This third and final part of its sixth assessment report was released in April 2022
The Intergovernmental Panel on Climate Change (IPCC), a global body of scientists that makes periodic reviews of climate science, has issued the third part of its sixth assessment report.
The first part of the assessment was published in August 2021. It was centered on the scientific basis of climate change and warned that 1.5°C warming was likely to occur by 2040. The second installment of the report, which was released in February 2022, discussed climate change impacts, risks and vulnerabilities, and adaptation options. This third and final report, which looked into the possibilities of reducing emissions, was released in April 2022.
The report includes a comprehensive list of options from the energy, construction, transportation, land, and industrial sectors, demonstrating that it is feasible to cut emissions fast and affordably.
Here are the takeaways:
- Anthropogenic Greenhouse gas (GHG) net emissions were 54 percent higher in 2019 than they were in 1990, but growth is slowing – Net emissions are emissions that are accounted for after deducting emissions absorbed by the world’s forests and oceans. Anthropogenic emissions are those that result from human-caused activities such as coal combustion for electricity or forest clearing.

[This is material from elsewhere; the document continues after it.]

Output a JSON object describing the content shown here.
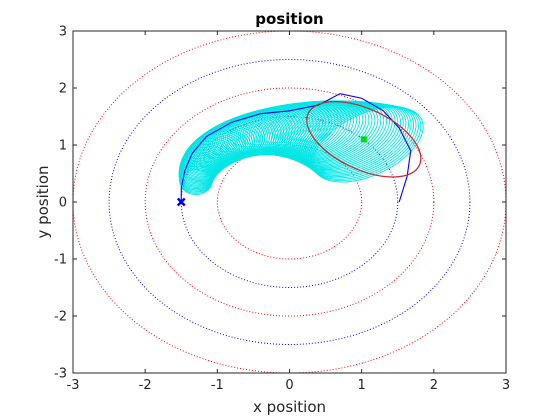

- Least developed countries emitted only 3.3 percent of global emissions in 2019 – In 2019, the Least Developed Countries (LDCs) accounted for only 3.3 percent of world emissions – Carbon inequality persists, with LDCs accounting for just 3.3 percent of global emissions in 2019. Furthermore, in 2019, 41 percent of the world’s population resided in nations with per capita CO2 emissions of less than 3 tCO2e.
- Pledges to the Paris Agreement are unsatisfactory; emissions must fall 43 percent by 2030 compared to 2019 – Current pledges made by countries who have signed the Paris Agreement are known as Nationally Determined Contributions (NDCs). The IPCC believes that warming will likely surpass 1.5 degrees Celsius (°C) this century, thereby failing to meet the Paris Agreement’s mission.
- Solutions are abundant and inexpensive throughout sectors, including energy, buildings, and transportation, as well as individual behavioral adjustments – Solutions are accessible at reasonable prices. Since 2010, the costs of low-emission technology have steadily decreased. According to the report, “several mitigation options, notably solar energy, wind energy, electrification of urban systems, urban green infrastructure, energy efficiency, demand-side management, improved forest — and crop/grassland management, and reduced food waste and loss, are technically viable, are becoming increasingly cost-effective, and are generally supported by the public.”
- The effect on GDP would be negligible, and the long-term advantages of rapidly reducing emissions would outweigh the early expenses – The IPCC states that low-cost climate mitigation options could halve global GHG emissions by 2030.
- Finance falls short, particularly in developing countries, but there is enough money in the world to close the gap.